Nestlé USA, best known for its water, coffee and chocolate products, has announced a milestone: Effective today, all of its U.S.-based factories are now landfill-free.
In 2014, Nestle Global announced that 15 percent of its factories worldwide (72 in total) had attained zero-landfill status, exceeding its target for 2015. The addition of U.S. manufacturing centers to this list is part of the company’s global effort to retool the way it handles waste and product manufacturing.
“Environmental sustainability is part of Nestlé’s commitment to creating shared value in society,” said Paul Grimwood, CEO of Nestlé USA. “This is an especially noteworthy achievement given the breadth and complexity of our manufacturing operations across a variety of categories.” Grimwood noted that the announcement was a reflection of the company’s environmental commitment.
Nestlé USA, which manufactures products for the U.S.-based consumer market, has 23 factories, 43 distribution centers and 13 sales offices across the country, and it’s staffed by more than 23,000 employees. In 2014, the company reported sales of $9.7 billion, almost 11 percent of Nestle Global’s total sales.
As part of Nestlé’s ongoing effort to attain sustainable manufacturing processes across all of its markets, says the corporation, the company now manufactures its recyclable water bottles with 50 percent recycled PET (polyethylene terephthalate) materials.

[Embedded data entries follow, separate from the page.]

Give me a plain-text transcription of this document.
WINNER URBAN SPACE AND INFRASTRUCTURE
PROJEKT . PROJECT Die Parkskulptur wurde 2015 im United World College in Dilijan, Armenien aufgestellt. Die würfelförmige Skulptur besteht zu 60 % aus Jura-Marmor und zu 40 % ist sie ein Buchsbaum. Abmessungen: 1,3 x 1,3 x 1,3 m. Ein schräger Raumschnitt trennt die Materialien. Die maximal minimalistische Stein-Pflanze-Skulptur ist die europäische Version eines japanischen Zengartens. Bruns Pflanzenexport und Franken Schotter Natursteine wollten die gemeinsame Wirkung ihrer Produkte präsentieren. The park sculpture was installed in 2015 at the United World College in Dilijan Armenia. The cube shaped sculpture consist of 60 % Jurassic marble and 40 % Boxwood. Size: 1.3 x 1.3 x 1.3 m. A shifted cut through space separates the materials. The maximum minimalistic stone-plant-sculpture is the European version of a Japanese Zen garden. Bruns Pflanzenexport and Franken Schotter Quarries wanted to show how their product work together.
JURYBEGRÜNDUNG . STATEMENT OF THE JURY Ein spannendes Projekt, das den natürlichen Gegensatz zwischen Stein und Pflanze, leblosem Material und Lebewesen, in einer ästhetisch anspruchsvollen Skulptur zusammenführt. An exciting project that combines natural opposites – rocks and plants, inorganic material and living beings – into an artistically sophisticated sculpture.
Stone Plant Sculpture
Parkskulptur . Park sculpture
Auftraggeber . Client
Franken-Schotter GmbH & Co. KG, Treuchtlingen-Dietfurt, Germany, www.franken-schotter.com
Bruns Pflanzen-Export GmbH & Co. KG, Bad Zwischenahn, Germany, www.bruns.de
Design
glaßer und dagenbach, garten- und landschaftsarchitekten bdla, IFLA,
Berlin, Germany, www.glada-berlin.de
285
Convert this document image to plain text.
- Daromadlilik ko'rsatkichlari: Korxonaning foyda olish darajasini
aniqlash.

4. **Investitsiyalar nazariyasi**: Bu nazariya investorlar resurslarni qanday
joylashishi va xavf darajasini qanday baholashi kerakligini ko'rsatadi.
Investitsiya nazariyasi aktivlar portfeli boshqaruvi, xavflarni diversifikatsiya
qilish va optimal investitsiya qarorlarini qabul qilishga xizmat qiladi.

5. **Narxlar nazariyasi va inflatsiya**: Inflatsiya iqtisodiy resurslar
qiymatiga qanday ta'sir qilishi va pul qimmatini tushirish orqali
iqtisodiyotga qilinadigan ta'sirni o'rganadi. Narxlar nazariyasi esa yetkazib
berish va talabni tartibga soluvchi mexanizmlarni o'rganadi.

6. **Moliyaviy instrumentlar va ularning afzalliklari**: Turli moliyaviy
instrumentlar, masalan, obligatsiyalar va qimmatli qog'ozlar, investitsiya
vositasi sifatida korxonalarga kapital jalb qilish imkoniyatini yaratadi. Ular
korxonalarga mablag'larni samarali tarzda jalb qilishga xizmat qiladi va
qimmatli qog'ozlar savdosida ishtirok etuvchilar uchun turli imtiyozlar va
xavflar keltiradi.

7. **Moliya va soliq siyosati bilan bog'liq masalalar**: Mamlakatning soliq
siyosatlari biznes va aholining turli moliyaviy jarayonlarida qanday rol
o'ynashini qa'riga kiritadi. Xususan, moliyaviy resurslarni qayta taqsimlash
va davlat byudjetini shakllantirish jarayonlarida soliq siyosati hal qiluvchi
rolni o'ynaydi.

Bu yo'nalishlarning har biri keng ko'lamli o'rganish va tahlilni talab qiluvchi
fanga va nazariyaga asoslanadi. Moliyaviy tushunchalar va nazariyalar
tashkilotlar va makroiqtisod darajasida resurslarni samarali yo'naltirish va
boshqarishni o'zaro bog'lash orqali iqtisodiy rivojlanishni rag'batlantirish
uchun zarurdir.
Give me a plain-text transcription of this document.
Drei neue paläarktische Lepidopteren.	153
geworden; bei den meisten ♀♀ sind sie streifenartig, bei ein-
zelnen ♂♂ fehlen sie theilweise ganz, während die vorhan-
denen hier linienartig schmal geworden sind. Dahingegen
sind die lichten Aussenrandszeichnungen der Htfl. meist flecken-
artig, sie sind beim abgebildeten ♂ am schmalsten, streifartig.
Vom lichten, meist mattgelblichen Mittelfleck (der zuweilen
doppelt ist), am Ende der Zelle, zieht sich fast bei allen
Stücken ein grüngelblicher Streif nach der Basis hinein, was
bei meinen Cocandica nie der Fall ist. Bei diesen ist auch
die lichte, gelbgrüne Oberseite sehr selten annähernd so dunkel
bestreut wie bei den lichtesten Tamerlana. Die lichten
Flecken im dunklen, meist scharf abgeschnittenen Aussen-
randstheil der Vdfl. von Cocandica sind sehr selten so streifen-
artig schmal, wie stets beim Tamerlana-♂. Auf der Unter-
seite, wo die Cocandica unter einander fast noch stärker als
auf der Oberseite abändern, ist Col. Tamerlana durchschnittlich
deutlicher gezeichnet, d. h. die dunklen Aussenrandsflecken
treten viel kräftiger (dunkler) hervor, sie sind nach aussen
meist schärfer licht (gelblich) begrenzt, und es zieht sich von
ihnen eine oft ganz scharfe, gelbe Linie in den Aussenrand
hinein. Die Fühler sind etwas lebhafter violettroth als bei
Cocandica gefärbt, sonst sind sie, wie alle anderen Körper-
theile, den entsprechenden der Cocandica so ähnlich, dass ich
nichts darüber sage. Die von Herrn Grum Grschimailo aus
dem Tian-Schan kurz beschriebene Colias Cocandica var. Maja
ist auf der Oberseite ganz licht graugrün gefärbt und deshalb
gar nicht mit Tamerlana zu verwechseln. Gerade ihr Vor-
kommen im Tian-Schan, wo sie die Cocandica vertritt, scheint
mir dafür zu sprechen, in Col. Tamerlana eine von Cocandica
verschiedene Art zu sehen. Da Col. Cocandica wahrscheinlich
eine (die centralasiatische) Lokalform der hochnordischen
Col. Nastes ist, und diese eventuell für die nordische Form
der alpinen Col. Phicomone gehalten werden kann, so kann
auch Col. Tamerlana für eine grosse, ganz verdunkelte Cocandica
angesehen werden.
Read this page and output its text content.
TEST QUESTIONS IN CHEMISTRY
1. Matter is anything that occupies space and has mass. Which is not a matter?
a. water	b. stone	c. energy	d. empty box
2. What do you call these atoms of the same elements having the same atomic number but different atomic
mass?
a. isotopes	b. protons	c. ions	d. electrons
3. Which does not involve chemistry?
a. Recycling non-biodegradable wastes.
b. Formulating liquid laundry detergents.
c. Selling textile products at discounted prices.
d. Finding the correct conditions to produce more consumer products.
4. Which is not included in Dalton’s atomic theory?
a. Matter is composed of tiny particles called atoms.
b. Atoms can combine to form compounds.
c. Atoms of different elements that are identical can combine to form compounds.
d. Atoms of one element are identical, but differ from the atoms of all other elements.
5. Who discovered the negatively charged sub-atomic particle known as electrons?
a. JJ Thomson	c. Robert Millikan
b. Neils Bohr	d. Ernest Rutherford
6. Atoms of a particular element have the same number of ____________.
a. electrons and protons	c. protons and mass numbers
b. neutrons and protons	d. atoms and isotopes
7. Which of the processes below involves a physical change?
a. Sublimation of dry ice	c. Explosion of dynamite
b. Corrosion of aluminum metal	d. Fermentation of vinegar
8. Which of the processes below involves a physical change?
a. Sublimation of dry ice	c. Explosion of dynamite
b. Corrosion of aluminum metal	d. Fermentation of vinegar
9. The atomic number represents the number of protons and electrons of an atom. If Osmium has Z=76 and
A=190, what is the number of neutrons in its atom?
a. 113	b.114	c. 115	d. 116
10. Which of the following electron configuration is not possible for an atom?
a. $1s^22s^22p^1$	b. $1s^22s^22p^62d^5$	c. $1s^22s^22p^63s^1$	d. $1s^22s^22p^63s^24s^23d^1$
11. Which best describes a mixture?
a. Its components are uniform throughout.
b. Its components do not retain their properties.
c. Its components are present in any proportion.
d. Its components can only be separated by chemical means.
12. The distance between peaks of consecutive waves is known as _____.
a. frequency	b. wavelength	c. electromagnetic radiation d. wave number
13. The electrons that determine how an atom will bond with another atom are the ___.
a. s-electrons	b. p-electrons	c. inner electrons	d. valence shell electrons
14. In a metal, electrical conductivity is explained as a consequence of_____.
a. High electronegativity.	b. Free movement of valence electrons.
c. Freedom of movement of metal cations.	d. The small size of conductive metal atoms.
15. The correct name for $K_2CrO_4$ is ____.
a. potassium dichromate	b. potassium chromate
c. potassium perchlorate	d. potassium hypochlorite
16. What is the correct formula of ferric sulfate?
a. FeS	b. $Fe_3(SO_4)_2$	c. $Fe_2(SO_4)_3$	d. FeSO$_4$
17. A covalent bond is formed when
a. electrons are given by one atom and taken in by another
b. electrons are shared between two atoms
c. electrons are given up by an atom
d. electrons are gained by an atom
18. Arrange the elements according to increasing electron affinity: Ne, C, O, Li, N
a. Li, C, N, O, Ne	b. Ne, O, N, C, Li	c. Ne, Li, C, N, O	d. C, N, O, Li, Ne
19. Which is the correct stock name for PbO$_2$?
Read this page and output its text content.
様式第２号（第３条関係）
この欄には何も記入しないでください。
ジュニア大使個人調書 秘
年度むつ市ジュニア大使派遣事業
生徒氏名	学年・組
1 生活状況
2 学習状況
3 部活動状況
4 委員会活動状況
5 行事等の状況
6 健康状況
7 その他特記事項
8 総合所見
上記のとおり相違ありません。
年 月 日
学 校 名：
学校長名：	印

With a U.S. market share of more than 50 percent, the conversion to recycled PET helps to contribute to Nestlé’s ongoing effort to attain a reputation as a sustainable company.
While Nesté USA already has a long list of accomplishments in integrating green operations into its supply chain (both its Little Chute, Wisconsin, and its Anderson, Indiana, operations have received kudos for innovative changes that help reduce their carbon footprints), the recent announcement did not mention whether the company’s plastic waste was included in its latest stats. Even with the increased use of recycled PET these days, more than 80 percent of the water bottles manufactured by today’s water companies still end up in the landfill.
Changing consumer behavior when it comes to packaging disposal can be a lot harder than retooling and converting the manufacturing methods in a network of factories. Perhaps with Nesté’s continued success in the green arena, it will be able to find a way to create packaging that is more reusable, or programs that raise consumers’ efforts to recycle empty beverage bottles. Zero-landfill accomplishments start at the manufacturing level, we agree, but they really come into their own when the company’s consumer base follows suit.